In 2015 we at CSEL travelled outside of the UK quite extensively, so as I hung up my rucksack for a rest over the Christmas period I was prompted to stop and think carefully about the place that international work has in CSEL’s strategic objectives, and our vision for our future. It has to be acknowledged that we do all love travelling, but these trips also make important contributions to our goal of bringing psychological evidence to the service of the most disempowered people across the world.
(Photocredit: Universal Declaration of Human Rights chalked on University's steps
Firstly, the Geneva Convention is an international instrument and applies equally to the 146 states that have signed up to it. If you believe in and support the concept of Human Rights then you believe that they apply across the world equally, even if these fundamental rights are not recognised by some states.
Of course the application of the various conventions and instruments in individual countries that receive people seeking protection is open to interpretation and translation into individual countries’ processes and procedures. But our research applies to the process of credibility assessment which sits at the heart of most protection decisions, however the detail of the law is applied. For example, the importance of understanding how people with strong feelings of shame have difficulty disclosing distressing personal experiences is not restricted to one area or another of the law.
The UK’s asylum & protection decision making process is extensive, institutional and longstanding. Other states are just starting to develop refugee-receiving systems. CSEL is getting opportunities to present relevant psychological research in these new contexts at a point where important knowledge could be incorporated into the thinking about emerging decision making processes and procedures by those designing, implementing and auditing new systems.
It is true that there are limits to the generalisations that can be made from psychological research done in one culture to situations in another. The very conceptualisation of the research question, the constructs identified and measured, the participants, the conclusions drawn, are all derived from, and informed by the many different facets of culture and sub-culture. However, whilst not naive to these complexities, we maintain our pragmatic approach of aiming to help decision makers make use of the best research that is currently available.
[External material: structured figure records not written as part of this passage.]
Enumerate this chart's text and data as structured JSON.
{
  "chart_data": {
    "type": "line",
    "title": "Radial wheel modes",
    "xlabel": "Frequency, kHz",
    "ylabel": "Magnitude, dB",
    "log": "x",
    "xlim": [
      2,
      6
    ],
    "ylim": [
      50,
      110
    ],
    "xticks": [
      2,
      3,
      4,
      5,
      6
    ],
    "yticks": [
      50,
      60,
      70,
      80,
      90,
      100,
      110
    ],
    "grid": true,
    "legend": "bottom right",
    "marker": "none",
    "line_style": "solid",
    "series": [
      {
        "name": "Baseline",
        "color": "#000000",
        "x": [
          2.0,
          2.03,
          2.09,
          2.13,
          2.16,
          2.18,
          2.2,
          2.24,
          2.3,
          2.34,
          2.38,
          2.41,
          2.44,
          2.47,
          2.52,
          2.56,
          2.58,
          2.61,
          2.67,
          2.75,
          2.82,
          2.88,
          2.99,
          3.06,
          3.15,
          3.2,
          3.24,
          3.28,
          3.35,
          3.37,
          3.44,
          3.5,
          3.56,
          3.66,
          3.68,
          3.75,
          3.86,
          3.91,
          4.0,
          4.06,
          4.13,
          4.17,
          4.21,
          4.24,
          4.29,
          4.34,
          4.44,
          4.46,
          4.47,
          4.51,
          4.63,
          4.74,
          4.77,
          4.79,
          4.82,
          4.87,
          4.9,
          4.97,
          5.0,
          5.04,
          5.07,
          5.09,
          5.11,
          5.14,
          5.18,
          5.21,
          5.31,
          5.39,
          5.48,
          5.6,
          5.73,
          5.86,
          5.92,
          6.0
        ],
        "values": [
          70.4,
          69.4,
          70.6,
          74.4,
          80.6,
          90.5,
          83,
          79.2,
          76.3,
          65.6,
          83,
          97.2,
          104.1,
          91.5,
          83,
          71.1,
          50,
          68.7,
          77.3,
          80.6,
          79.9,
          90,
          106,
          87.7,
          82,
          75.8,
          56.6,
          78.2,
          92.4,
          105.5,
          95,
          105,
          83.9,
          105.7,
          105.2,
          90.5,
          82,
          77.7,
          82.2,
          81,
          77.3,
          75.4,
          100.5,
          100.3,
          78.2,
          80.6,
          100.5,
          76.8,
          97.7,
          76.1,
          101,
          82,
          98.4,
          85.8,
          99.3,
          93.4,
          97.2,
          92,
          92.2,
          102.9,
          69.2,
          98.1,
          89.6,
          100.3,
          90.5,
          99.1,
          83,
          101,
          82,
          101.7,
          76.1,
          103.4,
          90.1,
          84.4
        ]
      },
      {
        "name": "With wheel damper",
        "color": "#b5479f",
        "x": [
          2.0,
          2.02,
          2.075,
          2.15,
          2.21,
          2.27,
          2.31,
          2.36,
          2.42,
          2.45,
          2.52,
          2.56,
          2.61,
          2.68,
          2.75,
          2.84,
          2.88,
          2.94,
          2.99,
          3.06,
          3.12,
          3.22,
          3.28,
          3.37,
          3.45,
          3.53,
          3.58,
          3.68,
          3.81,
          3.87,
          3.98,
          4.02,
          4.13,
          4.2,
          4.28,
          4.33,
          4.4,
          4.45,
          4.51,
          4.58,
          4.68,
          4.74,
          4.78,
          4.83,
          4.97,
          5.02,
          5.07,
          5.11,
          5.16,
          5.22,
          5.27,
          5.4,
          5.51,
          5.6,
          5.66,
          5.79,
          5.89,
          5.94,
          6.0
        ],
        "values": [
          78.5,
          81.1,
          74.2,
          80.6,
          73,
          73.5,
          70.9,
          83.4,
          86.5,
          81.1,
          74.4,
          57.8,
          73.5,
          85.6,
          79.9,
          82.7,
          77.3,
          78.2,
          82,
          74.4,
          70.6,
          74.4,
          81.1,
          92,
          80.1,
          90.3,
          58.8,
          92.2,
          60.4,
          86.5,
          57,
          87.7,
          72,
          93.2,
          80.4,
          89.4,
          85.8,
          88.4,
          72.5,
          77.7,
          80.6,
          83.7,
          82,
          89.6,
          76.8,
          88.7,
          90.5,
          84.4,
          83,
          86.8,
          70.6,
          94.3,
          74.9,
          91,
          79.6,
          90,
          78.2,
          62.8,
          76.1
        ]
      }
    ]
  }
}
More generally, the broader exposure that we give our work, the wider the scrutiny that it will attract, which has always been the backbone of our quality assurance. International exposure can only be good for us in this regard. Also – and perhaps because of this, building an international reputation strengthens our credibility both at home and worldwide.
Looking to the future, it also makes us available to collaboration with a wider group of researchers – for example this year I have finally met Prof. Pär Anders Granhag whose work in Sweden on deception continues to inform and complement our work. We also continue longstanding connections with researchers in Sydney and Melbourne, including advising to a replication and extension of our study of assumptions in judicial decision making, which I am looking forward to seeing in print.
Finally, an international presence gives us a larger potential funding base – for example developing collaborations across Europe (e.g. the Credo project with UNHCR and the Hungarian Helsinki Committee in Budapest) or, eventually, US-based funding sources.